Ich habe einpaar Erbstücke von meinem Grossvater erhalten. Da er leider 1982 verstorben ist kann er mir darüber nichts mehr sagen. Mein Großvater war Pilot Wahrscheinlich I Ergänzungs-Kampf-Geschwader. Vielleicht könnt ihr mir helfen möglichst viel Informationen darüber zu erhalten. Eines dieser Stücke ist dieser Dolch aus dem Jahr 1933-45
Gesamtlänge mit Scheide = 49cm
Gesamtlänge ohne Scheide = 45cm
Klingenlänge = 30,7cm
Klingenbreite = 2,5cm (keine sichbare Fehlschärfe)
Klingenstärke = 0,5cm
Hersteller- oder andere Zeichen = E & F Hörster Sollingen
Buchstaben- und Zahlenstempel Habe ich keine entdeckt
Material des Griffes ist Leder mit Silberdraht eingezurrt
Material der Scheide ist Leder mit Aluminium verschraubt)
Mit der Beschichtung der Metallteile bin ich überfragt
Die Scheide wir mit einer Kette mit Anhängevorichtung zur Tragezwecken festgehalten
Ich kann es nicht beurteilen ob der HK aus Messing oder Gold ist (Es sieht eher aus wie Gold).
Wer mir dazu was Informatives sagen kann bitte Melden

07.12.13, 16:15:56

joehau

(Mitglied)

Es ist ein so genannten "Fliegerborddolch" oder "Borddolch"
der deutschen Luftwaffe von 1935 bis 1937.
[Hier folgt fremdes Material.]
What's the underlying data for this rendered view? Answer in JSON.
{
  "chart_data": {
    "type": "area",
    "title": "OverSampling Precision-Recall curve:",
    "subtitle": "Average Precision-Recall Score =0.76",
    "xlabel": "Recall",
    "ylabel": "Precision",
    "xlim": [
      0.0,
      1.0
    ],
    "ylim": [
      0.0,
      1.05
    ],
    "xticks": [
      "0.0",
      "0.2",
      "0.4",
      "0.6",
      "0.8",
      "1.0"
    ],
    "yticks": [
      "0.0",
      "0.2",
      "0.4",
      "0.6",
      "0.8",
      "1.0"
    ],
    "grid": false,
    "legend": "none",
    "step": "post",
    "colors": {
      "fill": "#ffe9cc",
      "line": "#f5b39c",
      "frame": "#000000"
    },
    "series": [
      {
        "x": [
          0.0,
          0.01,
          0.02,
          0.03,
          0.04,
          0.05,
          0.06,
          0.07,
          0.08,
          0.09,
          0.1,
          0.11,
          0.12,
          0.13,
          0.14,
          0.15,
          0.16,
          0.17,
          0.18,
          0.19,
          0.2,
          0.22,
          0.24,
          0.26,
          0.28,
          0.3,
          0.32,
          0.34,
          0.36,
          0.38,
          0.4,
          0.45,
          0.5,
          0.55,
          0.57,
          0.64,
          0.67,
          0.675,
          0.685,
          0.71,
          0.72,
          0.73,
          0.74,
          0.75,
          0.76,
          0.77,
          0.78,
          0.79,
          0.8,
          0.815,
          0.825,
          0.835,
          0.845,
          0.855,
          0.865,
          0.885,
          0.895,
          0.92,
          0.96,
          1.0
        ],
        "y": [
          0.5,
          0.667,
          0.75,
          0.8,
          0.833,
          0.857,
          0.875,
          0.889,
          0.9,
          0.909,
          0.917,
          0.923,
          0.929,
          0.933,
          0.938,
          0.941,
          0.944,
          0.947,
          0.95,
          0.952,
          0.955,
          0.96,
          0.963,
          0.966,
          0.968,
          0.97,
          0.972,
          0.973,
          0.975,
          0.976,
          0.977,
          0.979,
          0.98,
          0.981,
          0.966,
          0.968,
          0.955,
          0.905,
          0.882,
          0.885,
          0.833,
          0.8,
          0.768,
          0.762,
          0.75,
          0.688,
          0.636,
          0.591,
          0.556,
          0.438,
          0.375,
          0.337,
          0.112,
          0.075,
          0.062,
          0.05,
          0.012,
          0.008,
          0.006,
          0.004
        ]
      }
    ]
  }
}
Danach wurde dieses Modell durch den Luftwaffenoffiziersdolch
M1937 ersetzt.

Den Hersteller hast Du schon genannt: E & F Hörster, Solingen

07.12.13, 17:59:14

Damimandl

(User)

Danke für die schnelle Antwort. Wann wurden die getragen ?
Festlichkeiten oder immer ? Ich habe gehört dass die Soldaten diese
Dolche selbst kaufen mussten. Was haben Sie dafür zahlen müssen ?

07.12.13, 18:18:48

joehau

(Mitglied)

Diese Dolche wurden nur zu repräsentativen Zwecken zu besonderen
Anzügen getragen, wie z.B. zum Ausgang oder bei Paraden, wenn
da nicht das 'Luftwaffenschwert' befohlen war.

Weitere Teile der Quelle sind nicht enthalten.